Malheureusement, ces trois étapes présupposent une compréhension individualiste de l’Histoire et par conséquent il y a un risque d’incohérence si la Transition doit rompre avec la racine la plus fondamentale du monde que nous critiquons : et qui est précisément la fable individualiste qu’une société résulte d’abord de l’addition d’individus conscients.
Et les décroissants ?
Aux prochaines (f)estives de la décroissance (en juillet, à Saligny-sur-Roudon), nous creuserons ensemble cette question fondamentale, mais il m’est déjà arrivé de l’aborder :
- le cas du travail : ma défense d’un revenu inconditionnel couplé à un revenu plafonné m’a fait découvrir que ces deux revendications reposent en fait sur la même illusion : celle de la fable bourgeoise qui localise la source de la valeur économique dans l’individu. En réalité, la production de la richesse est toujours une production socialisée ; et ce n’est que par abstraction qu’une société individualiste comme la nôtre repose sur des séparations (en français, « faire abstraction de », c’est « séparer ») au lieu de partager du Commun (sous les planchers comme au-dessus des plafonds, il y a du « hors du commun ») → Poursuivre ici.
- Le cas de la société : la société précède les individus, une société n’est pas un « tas d’individus », voilà des façons pour dire qu’une société est un « Bien commun » tout à fait particulier : c’est un Bien commun « vécu » (cf. travaux de François Flahaut).
- La rupture avec la vision individualiste du Monde moderne (celui du Progrès) nous permet de réhabiliter une politique non plus du « moindre mal » mais au contraire de l’idéal du Bien ; et c’est là que nous devons mettre en avant tout une série de « valeurs » : sobriété, émancipation, partage → Poursuivre ici.
- La critique de l’individualisme, et de son bras économique qui est la marchandisation généralisée, croisée avec ces valeurs de la décroissance permet même d’ébaucher toute une politique décroissante générale des richesses → Poursuivre ici.
3- Questions diverses
J’en viens à quelques pistes de réponse à quelques questions qui m’ont été posées.

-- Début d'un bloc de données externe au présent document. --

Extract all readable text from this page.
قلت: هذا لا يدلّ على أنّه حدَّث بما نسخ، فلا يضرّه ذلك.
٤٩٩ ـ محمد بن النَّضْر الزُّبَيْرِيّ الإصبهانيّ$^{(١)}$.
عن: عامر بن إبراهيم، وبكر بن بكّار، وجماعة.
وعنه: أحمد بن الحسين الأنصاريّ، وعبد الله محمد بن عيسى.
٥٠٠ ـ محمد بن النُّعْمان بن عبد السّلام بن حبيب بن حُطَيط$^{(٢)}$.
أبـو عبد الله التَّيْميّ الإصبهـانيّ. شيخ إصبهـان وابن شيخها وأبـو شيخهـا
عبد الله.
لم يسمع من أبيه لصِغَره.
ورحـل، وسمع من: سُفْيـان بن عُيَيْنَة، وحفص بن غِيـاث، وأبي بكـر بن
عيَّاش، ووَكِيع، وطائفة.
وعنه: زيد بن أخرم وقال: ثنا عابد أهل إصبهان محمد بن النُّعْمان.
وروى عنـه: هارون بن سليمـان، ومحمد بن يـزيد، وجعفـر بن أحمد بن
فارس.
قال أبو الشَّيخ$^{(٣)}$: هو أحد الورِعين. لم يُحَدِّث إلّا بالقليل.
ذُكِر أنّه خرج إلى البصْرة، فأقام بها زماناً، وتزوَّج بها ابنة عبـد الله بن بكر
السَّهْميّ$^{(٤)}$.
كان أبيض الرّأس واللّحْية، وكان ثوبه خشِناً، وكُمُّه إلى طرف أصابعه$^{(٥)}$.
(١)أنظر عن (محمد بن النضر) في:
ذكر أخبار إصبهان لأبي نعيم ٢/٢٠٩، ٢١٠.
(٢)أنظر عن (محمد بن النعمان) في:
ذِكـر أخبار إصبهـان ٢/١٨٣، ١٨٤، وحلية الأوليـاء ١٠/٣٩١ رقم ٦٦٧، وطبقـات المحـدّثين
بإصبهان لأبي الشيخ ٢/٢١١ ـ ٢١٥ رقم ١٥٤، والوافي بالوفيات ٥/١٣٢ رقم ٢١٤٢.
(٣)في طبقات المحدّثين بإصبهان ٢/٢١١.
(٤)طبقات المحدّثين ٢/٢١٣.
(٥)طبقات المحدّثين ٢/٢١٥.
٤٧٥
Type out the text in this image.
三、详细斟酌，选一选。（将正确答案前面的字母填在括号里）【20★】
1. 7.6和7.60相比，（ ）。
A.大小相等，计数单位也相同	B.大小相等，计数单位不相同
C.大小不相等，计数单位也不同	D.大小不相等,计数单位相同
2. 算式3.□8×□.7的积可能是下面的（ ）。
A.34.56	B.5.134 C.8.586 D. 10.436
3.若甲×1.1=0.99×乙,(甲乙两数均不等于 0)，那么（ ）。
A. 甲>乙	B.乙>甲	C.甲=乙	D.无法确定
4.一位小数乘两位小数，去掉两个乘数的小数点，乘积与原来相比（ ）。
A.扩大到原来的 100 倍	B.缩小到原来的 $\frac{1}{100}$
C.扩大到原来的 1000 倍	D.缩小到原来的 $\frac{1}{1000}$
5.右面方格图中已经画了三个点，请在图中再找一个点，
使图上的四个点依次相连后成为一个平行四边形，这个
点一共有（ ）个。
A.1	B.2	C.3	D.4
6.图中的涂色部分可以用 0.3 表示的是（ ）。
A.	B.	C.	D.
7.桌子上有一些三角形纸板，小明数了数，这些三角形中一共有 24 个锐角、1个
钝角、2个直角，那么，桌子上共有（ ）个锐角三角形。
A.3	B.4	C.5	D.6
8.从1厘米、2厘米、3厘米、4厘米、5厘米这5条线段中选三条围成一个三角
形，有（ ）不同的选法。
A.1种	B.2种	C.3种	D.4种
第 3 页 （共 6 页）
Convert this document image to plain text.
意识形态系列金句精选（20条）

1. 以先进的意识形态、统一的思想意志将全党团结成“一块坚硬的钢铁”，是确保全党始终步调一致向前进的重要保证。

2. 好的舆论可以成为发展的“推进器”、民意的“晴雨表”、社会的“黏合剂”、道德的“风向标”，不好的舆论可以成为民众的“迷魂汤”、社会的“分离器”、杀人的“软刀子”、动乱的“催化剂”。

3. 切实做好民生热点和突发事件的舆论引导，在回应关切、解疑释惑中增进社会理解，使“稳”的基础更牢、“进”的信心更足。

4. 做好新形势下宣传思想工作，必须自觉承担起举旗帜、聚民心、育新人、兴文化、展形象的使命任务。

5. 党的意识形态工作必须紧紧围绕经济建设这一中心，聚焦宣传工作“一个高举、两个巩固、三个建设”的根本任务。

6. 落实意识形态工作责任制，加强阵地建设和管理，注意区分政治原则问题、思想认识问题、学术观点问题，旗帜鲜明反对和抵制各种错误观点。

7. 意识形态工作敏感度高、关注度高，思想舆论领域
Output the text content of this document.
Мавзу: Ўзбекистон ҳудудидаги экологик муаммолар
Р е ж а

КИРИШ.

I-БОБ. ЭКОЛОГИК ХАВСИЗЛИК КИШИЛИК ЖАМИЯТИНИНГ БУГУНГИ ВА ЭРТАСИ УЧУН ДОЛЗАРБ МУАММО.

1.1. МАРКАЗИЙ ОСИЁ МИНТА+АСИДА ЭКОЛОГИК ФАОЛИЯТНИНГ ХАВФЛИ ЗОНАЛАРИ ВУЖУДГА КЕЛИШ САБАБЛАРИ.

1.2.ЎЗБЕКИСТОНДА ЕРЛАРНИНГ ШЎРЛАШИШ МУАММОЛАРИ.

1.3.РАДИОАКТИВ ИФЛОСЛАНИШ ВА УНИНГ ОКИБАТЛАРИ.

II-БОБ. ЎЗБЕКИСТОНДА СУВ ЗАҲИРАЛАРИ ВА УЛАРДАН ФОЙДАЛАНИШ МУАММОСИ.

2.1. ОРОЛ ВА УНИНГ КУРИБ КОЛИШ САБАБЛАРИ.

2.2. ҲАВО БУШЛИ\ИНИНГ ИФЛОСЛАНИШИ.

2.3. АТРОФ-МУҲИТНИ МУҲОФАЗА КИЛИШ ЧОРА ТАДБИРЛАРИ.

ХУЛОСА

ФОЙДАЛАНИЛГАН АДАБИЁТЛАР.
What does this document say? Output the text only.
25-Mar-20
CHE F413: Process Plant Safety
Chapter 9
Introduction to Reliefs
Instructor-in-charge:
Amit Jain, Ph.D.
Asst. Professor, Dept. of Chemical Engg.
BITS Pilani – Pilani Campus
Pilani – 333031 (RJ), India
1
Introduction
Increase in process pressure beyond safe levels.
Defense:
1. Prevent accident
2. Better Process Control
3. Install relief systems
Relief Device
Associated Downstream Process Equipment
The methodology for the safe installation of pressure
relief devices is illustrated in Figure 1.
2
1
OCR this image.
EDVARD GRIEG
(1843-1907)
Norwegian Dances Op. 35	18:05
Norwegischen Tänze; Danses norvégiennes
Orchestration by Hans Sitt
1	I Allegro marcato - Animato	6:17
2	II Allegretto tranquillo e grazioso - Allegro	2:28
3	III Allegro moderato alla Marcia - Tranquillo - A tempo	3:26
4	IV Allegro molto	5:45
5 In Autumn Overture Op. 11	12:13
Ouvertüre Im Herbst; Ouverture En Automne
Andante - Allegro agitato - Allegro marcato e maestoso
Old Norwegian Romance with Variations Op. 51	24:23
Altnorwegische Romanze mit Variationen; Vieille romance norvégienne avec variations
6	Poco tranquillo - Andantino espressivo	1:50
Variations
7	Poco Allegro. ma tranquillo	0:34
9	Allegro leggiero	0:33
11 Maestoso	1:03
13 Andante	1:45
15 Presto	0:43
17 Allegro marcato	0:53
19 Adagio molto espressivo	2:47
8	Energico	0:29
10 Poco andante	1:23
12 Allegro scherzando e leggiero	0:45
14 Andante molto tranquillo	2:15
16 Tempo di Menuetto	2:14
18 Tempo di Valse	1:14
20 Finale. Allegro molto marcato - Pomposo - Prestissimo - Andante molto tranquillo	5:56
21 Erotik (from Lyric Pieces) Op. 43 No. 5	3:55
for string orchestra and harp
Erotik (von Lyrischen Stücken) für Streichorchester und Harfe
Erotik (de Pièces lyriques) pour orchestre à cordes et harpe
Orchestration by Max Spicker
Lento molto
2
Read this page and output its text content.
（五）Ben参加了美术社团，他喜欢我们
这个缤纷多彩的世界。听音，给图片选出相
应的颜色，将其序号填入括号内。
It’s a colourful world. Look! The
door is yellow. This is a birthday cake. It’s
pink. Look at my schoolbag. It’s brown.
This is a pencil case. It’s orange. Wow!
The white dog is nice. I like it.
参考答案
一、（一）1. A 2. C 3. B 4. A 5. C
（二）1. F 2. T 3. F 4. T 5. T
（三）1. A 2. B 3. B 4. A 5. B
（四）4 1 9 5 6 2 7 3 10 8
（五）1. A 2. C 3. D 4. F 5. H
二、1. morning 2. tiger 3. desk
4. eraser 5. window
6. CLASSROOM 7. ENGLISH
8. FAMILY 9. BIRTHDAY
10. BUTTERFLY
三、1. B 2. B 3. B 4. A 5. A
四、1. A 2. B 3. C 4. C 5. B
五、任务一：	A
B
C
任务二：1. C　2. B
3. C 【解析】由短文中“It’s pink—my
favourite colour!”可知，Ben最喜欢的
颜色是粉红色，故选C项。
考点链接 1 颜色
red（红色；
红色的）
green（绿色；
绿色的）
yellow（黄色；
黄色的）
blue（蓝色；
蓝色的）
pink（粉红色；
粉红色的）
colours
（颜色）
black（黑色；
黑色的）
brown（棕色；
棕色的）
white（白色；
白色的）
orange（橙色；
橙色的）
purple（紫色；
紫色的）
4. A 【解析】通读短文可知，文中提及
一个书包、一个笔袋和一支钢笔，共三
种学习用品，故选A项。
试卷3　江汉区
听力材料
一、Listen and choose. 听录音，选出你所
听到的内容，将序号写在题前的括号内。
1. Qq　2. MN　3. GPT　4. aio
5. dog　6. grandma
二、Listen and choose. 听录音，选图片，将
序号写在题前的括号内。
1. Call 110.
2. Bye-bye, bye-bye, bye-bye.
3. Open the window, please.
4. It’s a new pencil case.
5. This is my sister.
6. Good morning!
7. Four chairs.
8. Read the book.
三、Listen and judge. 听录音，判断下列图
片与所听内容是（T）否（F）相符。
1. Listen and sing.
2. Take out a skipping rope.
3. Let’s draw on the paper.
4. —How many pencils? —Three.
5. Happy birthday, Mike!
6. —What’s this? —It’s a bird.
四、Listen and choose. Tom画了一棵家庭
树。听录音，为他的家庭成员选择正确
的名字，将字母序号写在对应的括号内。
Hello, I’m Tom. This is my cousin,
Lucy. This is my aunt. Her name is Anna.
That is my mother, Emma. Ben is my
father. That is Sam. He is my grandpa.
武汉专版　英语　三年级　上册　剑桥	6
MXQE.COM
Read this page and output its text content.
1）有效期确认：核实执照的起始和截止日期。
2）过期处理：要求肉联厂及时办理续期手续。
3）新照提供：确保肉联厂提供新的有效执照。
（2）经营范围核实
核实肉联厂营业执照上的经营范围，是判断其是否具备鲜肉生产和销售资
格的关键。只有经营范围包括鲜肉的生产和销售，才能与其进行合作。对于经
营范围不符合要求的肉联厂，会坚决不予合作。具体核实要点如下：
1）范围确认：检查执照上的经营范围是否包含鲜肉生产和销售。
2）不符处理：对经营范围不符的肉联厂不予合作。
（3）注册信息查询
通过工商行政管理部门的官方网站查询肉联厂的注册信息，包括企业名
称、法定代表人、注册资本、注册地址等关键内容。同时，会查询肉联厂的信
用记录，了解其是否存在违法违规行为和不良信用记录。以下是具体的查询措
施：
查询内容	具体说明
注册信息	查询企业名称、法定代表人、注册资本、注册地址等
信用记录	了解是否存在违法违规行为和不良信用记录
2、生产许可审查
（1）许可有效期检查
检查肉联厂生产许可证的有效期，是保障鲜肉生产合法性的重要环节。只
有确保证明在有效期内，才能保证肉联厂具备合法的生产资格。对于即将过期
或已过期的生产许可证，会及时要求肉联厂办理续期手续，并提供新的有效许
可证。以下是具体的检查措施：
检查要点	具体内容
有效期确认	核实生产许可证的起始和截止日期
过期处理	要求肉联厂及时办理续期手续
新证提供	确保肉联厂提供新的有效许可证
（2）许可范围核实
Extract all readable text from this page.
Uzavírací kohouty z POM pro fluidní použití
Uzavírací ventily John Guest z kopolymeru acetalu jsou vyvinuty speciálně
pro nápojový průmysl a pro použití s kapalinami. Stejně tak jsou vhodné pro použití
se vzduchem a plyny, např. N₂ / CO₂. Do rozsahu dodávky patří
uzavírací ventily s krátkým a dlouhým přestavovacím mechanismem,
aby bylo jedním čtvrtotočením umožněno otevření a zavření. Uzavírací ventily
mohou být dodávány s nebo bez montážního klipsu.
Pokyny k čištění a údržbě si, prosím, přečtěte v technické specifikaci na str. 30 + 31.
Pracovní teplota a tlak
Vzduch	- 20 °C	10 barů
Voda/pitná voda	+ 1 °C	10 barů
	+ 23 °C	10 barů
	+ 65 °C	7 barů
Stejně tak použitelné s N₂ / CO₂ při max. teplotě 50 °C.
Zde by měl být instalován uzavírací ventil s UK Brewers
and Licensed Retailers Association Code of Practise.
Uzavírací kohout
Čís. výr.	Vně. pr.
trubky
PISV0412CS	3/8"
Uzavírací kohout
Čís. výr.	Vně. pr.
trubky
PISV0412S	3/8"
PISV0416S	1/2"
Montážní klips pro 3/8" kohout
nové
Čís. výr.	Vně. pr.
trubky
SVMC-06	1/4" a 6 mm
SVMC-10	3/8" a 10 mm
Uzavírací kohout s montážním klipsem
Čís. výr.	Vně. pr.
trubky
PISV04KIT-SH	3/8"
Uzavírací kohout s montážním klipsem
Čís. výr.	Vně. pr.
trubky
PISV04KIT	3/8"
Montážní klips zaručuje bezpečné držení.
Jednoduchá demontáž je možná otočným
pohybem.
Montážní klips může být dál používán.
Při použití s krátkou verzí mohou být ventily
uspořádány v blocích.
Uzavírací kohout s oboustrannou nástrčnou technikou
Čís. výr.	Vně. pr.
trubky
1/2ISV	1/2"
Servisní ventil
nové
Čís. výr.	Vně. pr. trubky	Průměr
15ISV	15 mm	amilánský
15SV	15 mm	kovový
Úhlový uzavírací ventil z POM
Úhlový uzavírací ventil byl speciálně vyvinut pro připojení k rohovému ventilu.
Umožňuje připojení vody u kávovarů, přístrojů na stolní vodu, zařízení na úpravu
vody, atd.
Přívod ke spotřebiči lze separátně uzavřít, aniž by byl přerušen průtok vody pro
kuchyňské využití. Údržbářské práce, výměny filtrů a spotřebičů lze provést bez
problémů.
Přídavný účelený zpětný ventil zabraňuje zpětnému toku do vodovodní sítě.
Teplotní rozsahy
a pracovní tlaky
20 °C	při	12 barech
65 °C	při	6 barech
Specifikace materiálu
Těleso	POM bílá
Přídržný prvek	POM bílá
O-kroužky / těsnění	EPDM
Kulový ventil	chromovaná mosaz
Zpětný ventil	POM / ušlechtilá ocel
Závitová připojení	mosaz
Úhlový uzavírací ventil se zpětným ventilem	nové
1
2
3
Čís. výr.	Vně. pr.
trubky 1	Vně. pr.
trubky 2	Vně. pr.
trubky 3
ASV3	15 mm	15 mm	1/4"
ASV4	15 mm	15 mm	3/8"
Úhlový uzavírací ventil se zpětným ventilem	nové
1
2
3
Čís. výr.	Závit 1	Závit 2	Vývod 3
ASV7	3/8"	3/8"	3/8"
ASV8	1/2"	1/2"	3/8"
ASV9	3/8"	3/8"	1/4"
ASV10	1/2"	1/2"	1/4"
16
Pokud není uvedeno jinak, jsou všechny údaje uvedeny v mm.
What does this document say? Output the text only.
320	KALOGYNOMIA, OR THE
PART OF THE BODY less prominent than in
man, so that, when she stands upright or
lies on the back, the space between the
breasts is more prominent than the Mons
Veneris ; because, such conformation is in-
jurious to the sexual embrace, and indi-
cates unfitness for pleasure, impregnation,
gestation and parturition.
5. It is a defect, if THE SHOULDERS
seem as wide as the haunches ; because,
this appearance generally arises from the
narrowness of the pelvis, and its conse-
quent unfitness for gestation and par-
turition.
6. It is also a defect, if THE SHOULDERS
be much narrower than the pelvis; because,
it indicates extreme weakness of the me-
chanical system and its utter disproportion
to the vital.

- Qu’est-ce qu’on fait ? Dans Politiques de la décroissance, j’ai défendu l’idée d’une nécessaire triple articulation entre le pied des alternatives concrètes, celui du projet et celui de la visibilité (les luttes, voire aussi les urnes). Je ne serais plus aussi catégorique aujourd’hui : effaré que je suis de voir tant de personnes se contenter de leur sincérité pour justifier leur engagement dans les alternatives et les luttes. Mais alors, quel changement peut-on espérer ? J’ai montré ailleurs comment cette question pouvait se comprendre comme une hésitation entre la voie de l’apocalypse et celle du miracle (il ne m’ennuie pas d’admettre une généalogie théologique au monde moderne) : entre celle de la catastrophe (prônée en ce moment par les collapsologues) et celle de la révolution → Poursuivre ici. Je suis de plus en plus persuadé que la seule voie d’espoir (celle du désirable, non pas celle du probable) est celle de la révolution. Mais à condition là aussi de reprendre vraiment la question et de tirer, des échecs de l’histoire, 3 leçons : a/ la révolution est imprévisible, b/ elle ne peut pas être provoquée, et surtout c/ elle ne doit pas être permanente. Que faire ? Nous devons préparer cette révolution désirable, en particulier par nos alternatives concrètes, desquelles nous devons nous contenter de tirer les leçons de ce qu’il ne faudra surtout pas faire si nous désirons vraiment une rupture radicale.
- Comment organiser politiquement et concrètement la radicalité de la décroissance ? Quel système politique proposer ? a/ L’organisation politique qui pourrait structurer les décroissants doit être le plus possible déjà adéquate au système politique que nous jugeons aujourd’hui désirable pour le futur. Ce qui signifie d’ores et déjà qu’elle ne pourra être monolithique mais qu’elle devra faire toute sa place à la pluralité des modalités. Par exemple, en multipliant les formes de la désignation : tirage au sort, élection, consensus… b/ Cette démarche est celle de ce que nous appelons le « Processus-décroissance » et qui tente depuis octobre 2016 d’amener les plus grand nombre possible de décroissants vers une Maison commune → Poursuivre ici.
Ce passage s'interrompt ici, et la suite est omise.